Monday, November 05, 2007
| Dear Santa......... Category: Life I am putting my request in early since I was rather disappointed with my main present this year. I went to see my GP and all he gave me were yet more drugs made from horses wee - in the form of HRT. Now I don't wish to sound ungrateful but a girl likes to feel special on her birthday an not like a shrivelled up old barren hag. Anyway, I digress...........could you possibly see to it that my neutraphils magic themselves up above the required 1.5 level because today the nice lady nurse told me I couldn't have the lovely chemo-cocktail that is Folfox. The poor little lambs only came in at 1.1 and basically, I've been here before. I have been a good girl and injected my poor patchwork tummy with the hurty GCSF injections (kind of like sending Vera Lynn to cheer up the troops and jolly them up a bit) but they don't seem to be working. I even went and had a flu jab on Friday instead of staying in bed all day again.
If you could possibly get the elves to knock up a few neutraphil soldier cells for me in the workshop just a few weeks early, I'll be eternally grateful - or at least until I shuffle off this mortal coil from OLD AGE if I have a say in the matter. I promise not to over work them and will take good care of them but I'd really like to spend Christmas not feeling like I've been hit by a truck, then reversed over again with a 53cm tube shoved in my arm - it ruins the photos to have a lumpy bandage and dressing.
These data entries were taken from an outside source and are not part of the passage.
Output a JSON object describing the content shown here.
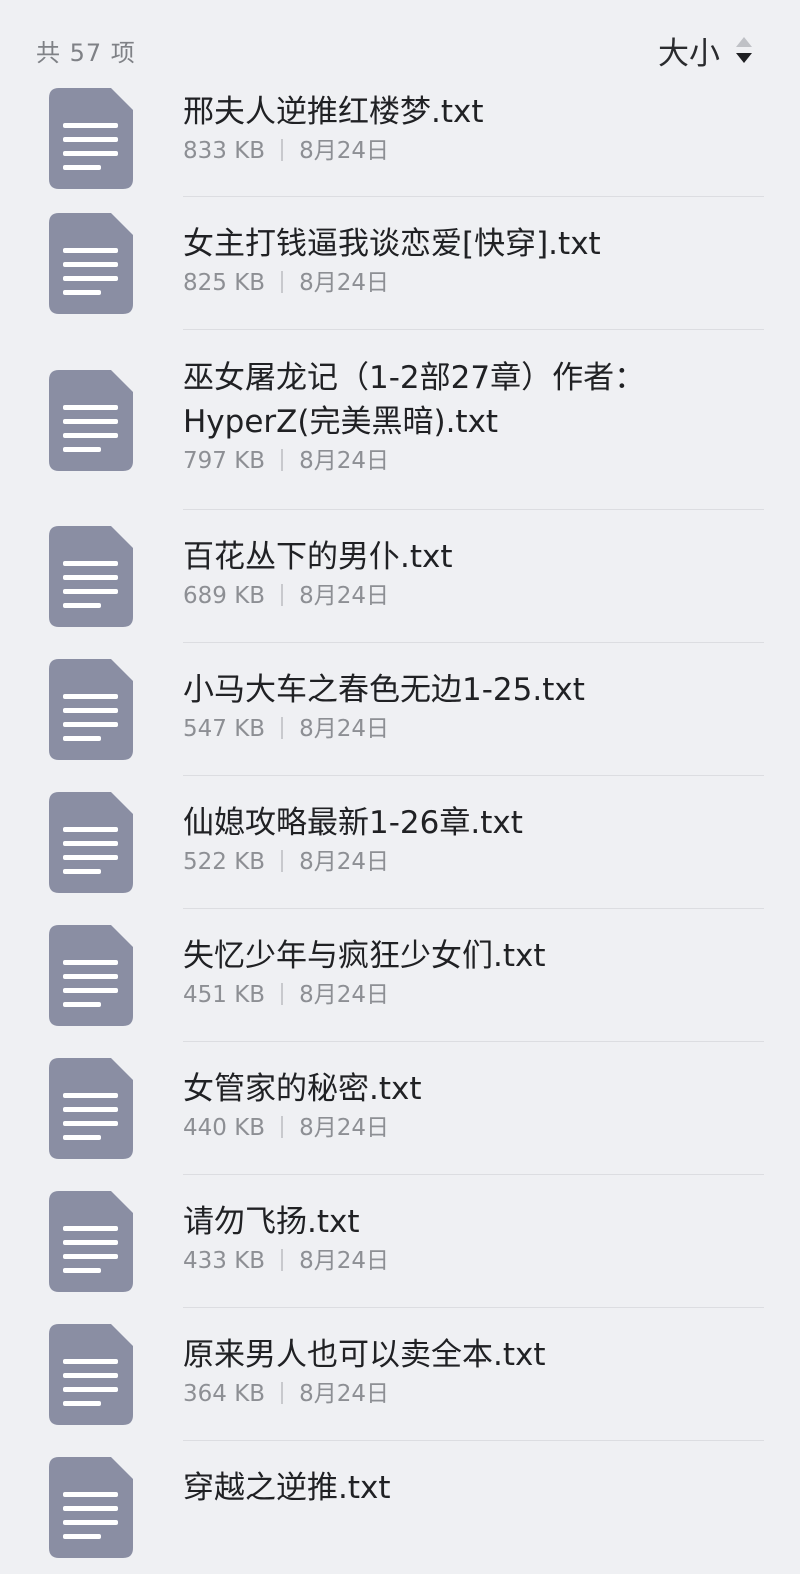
{
  "header": {
    "count_text": "共 57 项",
    "sort_label": "大小"
  },
  "colors": {
    "background": "#eff0f3",
    "file_icon": "#8a8ea3",
    "file_lines": "#ffffff"
  },
  "files": [
    {
      "name": "邢夫人逆推红楼梦.txt",
      "size": "833 KB",
      "date": "8月24日"
    },
    {
      "name": "女主打钱逼我谈恋爱[快穿].txt",
      "size": "825 KB",
      "date": "8月24日"
    },
    {
      "name": "巫女屠龙记（1-2部27章）作者：HyperZ(完美黑暗).txt",
      "size": "797 KB",
      "date": "8月24日"
    },
    {
      "name": "百花丛下的男仆.txt",
      "size": "689 KB",
      "date": "8月24日"
    },
    {
      "name": "小马大车之春色无边1-25.txt",
      "size": "547 KB",
      "date": "8月24日"
    },
    {
      "name": "仙媳攻略最新1-26章.txt",
      "size": "522 KB",
      "date": "8月24日"
    },
    {
      "name": "失忆少年与疯狂少女们.txt",
      "size": "451 KB",
      "date": "8月24日"
    },
    {
      "name": "女管家的秘密.txt",
      "size": "440 KB",
      "date": "8月24日"
    },
    {
      "name": "请勿飞扬.txt",
      "size": "433 KB",
      "date": "8月24日"
    },
    {
      "name": "原来男人也可以卖全本.txt",
      "size": "364 KB",
      "date": "8月24日"
    },
    {
      "name": "穿越之逆推.txt",
      "size": "",
      "date": ""
    }
  ]
}
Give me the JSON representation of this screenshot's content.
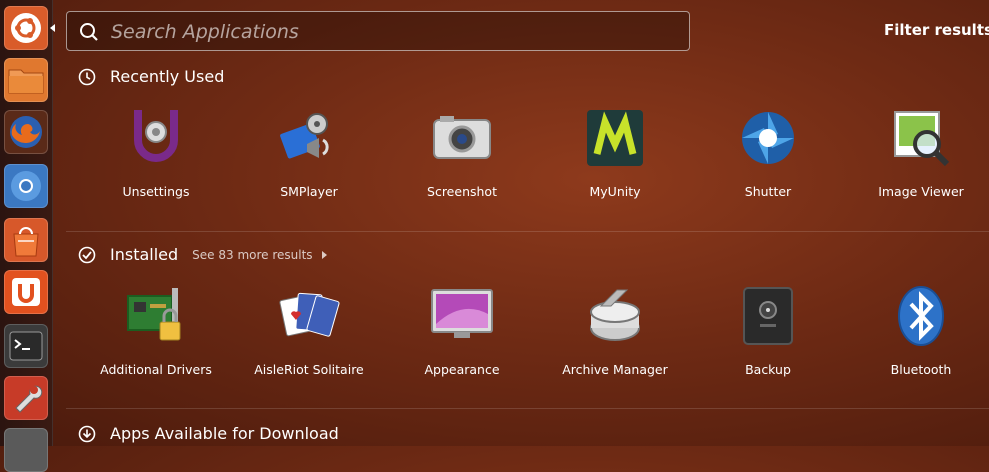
{
  "search": {
    "placeholder": "Search Applications",
    "value": ""
  },
  "filter_label": "Filter results",
  "launcher": {
    "items": [
      {
        "name": "dash-home-icon",
        "bg": "#d95c2a"
      },
      {
        "name": "files-icon",
        "bg": "#e0782f"
      },
      {
        "name": "firefox-icon",
        "bg": "#c2410f"
      },
      {
        "name": "chromium-icon",
        "bg": "#3b78c2"
      },
      {
        "name": "software-center-icon",
        "bg": "#d7582a"
      },
      {
        "name": "unsettings-icon",
        "bg": "#e2511f"
      },
      {
        "name": "terminal-icon",
        "bg": "#4a4a4a"
      },
      {
        "name": "system-settings-icon",
        "bg": "#c73b28"
      }
    ]
  },
  "recently_used": {
    "title": "Recently Used",
    "apps": [
      {
        "label": "Unsettings",
        "icon": "unsettings-icon"
      },
      {
        "label": "SMPlayer",
        "icon": "smplayer-icon"
      },
      {
        "label": "Screenshot",
        "icon": "screenshot-icon"
      },
      {
        "label": "MyUnity",
        "icon": "myunity-icon"
      },
      {
        "label": "Shutter",
        "icon": "shutter-icon"
      },
      {
        "label": "Image Viewer",
        "icon": "image-viewer-icon"
      }
    ]
  },
  "installed": {
    "title": "Installed",
    "more": "See 83 more results",
    "apps": [
      {
        "label": "Additional Drivers",
        "icon": "additional-drivers-icon"
      },
      {
        "label": "AisleRiot Solitaire",
        "icon": "aisleriot-icon"
      },
      {
        "label": "Appearance",
        "icon": "appearance-icon"
      },
      {
        "label": "Archive Manager",
        "icon": "archive-manager-icon"
      },
      {
        "label": "Backup",
        "icon": "backup-icon"
      },
      {
        "label": "Bluetooth",
        "icon": "bluetooth-icon"
      }
    ]
  },
  "download": {
    "title": "Apps Available for Download"
  }
}
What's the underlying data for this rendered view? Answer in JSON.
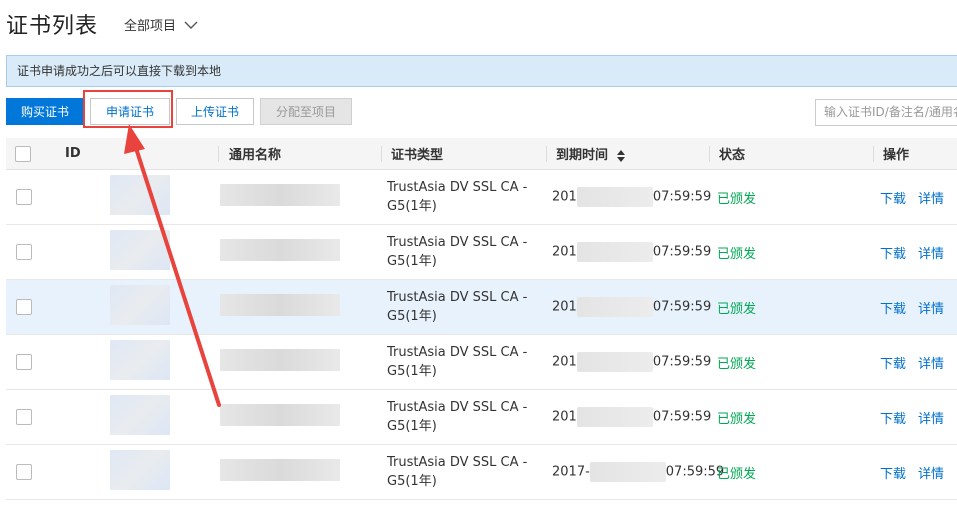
{
  "header": {
    "title": "证书列表",
    "project_selector": "全部项目"
  },
  "notice": "证书申请成功之后可以直接下载到本地",
  "toolbar": {
    "buy_label": "购买证书",
    "apply_label": "申请证书",
    "upload_label": "上传证书",
    "assign_label": "分配至项目",
    "search_placeholder": "输入证书ID/备注名/通用名"
  },
  "table": {
    "columns": [
      "ID",
      "通用名称",
      "证书类型",
      "到期时间",
      "状态",
      "操作"
    ],
    "rows": [
      {
        "type_line1": "TrustAsia DV SSL CA -",
        "type_line2": "G5(1年)",
        "date_prefix": "201",
        "date_suffix": "07:59:59",
        "status": "已颁发",
        "download": "下载",
        "details": "详情"
      },
      {
        "type_line1": "TrustAsia DV SSL CA -",
        "type_line2": "G5(1年)",
        "date_prefix": "201",
        "date_suffix": "07:59:59",
        "status": "已颁发",
        "download": "下载",
        "details": "详情"
      },
      {
        "type_line1": "TrustAsia DV SSL CA -",
        "type_line2": "G5(1年)",
        "date_prefix": "201",
        "date_suffix": "07:59:59",
        "status": "已颁发",
        "download": "下载",
        "details": "详情"
      },
      {
        "type_line1": "TrustAsia DV SSL CA -",
        "type_line2": "G5(1年)",
        "date_prefix": "201",
        "date_suffix": "07:59:59",
        "status": "已颁发",
        "download": "下载",
        "details": "详情"
      },
      {
        "type_line1": "TrustAsia DV SSL CA -",
        "type_line2": "G5(1年)",
        "date_prefix": "201",
        "date_suffix": "07:59:59",
        "status": "已颁发",
        "download": "下载",
        "details": "详情"
      },
      {
        "type_line1": "TrustAsia DV SSL CA -",
        "type_line2": "G5(1年)",
        "date_prefix": "2017-",
        "date_suffix": "07:59:59",
        "status": "已颁发",
        "download": "下载",
        "details": "详情"
      }
    ]
  },
  "colors": {
    "accent": "#0077d9",
    "status_ok": "#00a854",
    "annotation": "#e8433c"
  },
  "icons": {
    "project_dropdown": "chevron-down-icon",
    "sort": "sort-icon"
  }
}
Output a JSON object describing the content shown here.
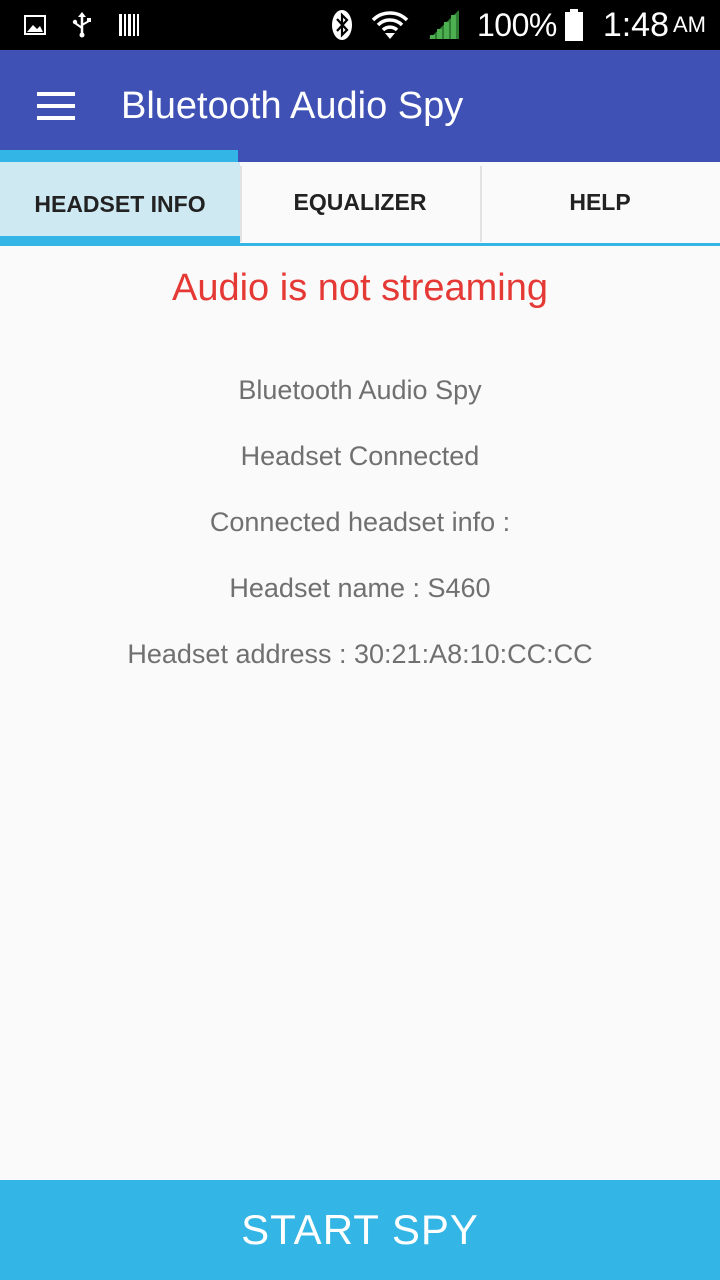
{
  "status_bar": {
    "icons_left": [
      "image-icon",
      "usb-icon",
      "barcode-icon"
    ],
    "icons_right": [
      "bluetooth-icon",
      "wifi-icon",
      "signal-icon"
    ],
    "battery": "100%",
    "time": "1:48",
    "ampm": "AM"
  },
  "app_bar": {
    "title": "Bluetooth Audio Spy",
    "menu_icon": "hamburger-menu-icon",
    "color": "#3f51b5"
  },
  "tabs": [
    {
      "label": "HEADSET INFO",
      "active": true
    },
    {
      "label": "EQUALIZER",
      "active": false
    },
    {
      "label": "HELP",
      "active": false
    }
  ],
  "content": {
    "stream_status": "Audio is not streaming",
    "app_name": "Bluetooth Audio Spy",
    "connection_status": "Headset Connected",
    "info_heading": "Connected headset info :",
    "headset_name": "Headset name : S460",
    "headset_address": "Headset address : 30:21:A8:10:CC:CC"
  },
  "start_button": {
    "label": "START SPY"
  },
  "colors": {
    "accent": "#33b5e5",
    "error": "#e53935",
    "active_tab_bg": "#cfe9f3"
  }
}
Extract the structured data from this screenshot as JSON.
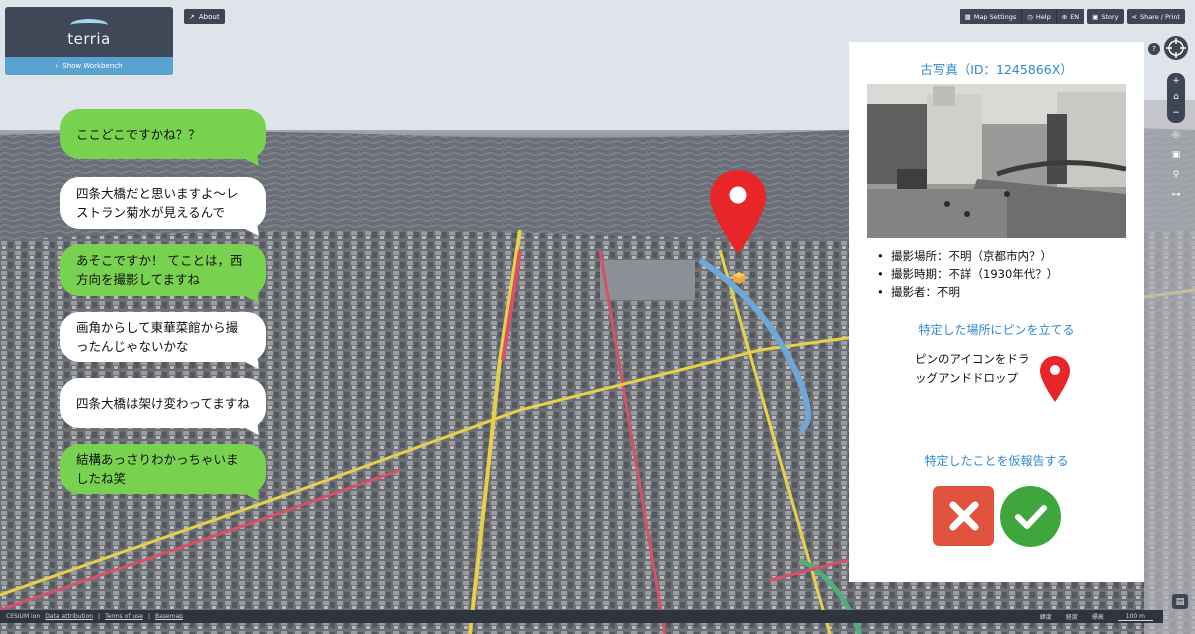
{
  "app": {
    "brand": "terria",
    "workbench_label": "Show Workbench",
    "about_label": "About"
  },
  "toolbar": {
    "map_settings": "Map Settings",
    "help": "Help",
    "lang": "EN",
    "story": "Story",
    "share": "Share / Print"
  },
  "chat": [
    {
      "text": "ここどこですかね？？",
      "style": "green"
    },
    {
      "text": "四条大橋だと思いますよ〜レストラン菊水が見えるんで",
      "style": "white"
    },
    {
      "text": "あそこですか！ てことは，西方向を撮影してますね",
      "style": "green"
    },
    {
      "text": "画角からして東華菜館から撮ったんじゃないかな",
      "style": "white"
    },
    {
      "text": "四条大橋は架け変わってますね",
      "style": "white"
    },
    {
      "text": "結構あっさりわかっちゃいましたね笑",
      "style": "green"
    }
  ],
  "panel": {
    "title": "古写真（ID：1245866X）",
    "info": [
      "撮影場所：不明（京都市内？）",
      "撮影時期：不詳（1930年代？）",
      "撮影者：不明"
    ],
    "pin_heading": "特定した場所にピンを立てる",
    "pin_instruction": "ピンのアイコンをドラッグアンドドロップ",
    "report_heading": "特定したことを仮報告する"
  },
  "footer": {
    "cesium": "CESIUM ion",
    "data_attribution": "Data attribution",
    "terms": "Terms of use",
    "basemap": "Basemap",
    "lat": "緯度",
    "lon": "経度",
    "elev": "標高",
    "scale": "100 m"
  },
  "colors": {
    "pin": "#e8262a",
    "green_bubble": "#79d24f",
    "accent": "#2f88d3",
    "reject": "#e1533f",
    "accept": "#3ea63c"
  },
  "icons": [
    "map-pin-icon",
    "close-icon",
    "check-icon",
    "compass-icon",
    "zoom-in-icon",
    "zoom-out-icon",
    "home-icon",
    "locate-icon",
    "chat-icon"
  ]
}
I spent last Christmas trying not to tell anyone I had cancer, even though I already knew I did a few weeks before - I don't want my friends and family to have to see me pushing food around my plate because it all tastes of lard (yes Badfish, spot on) and I feel sick. It's not for me, I personally don't mind the weight loss at this time of year, but I think my kids and my little sis have had enough. My son cried buckets only last week because he "doesn't want me to be ill any more". I cried too, because I don't want him to see me being ill and it's too hard to pretend I'm not. Then the crying continued because, as you know it BLOODY HURTS to cry thanks to the side effects of the chemo.
Sorry I'm rambling but I haven't written you a note since my children were babies and couldn't write very well themselves so figured I owed you a few words. I'll leave the good brandy out this year but I'm not sure I can stretch to XO, hope you don't mind.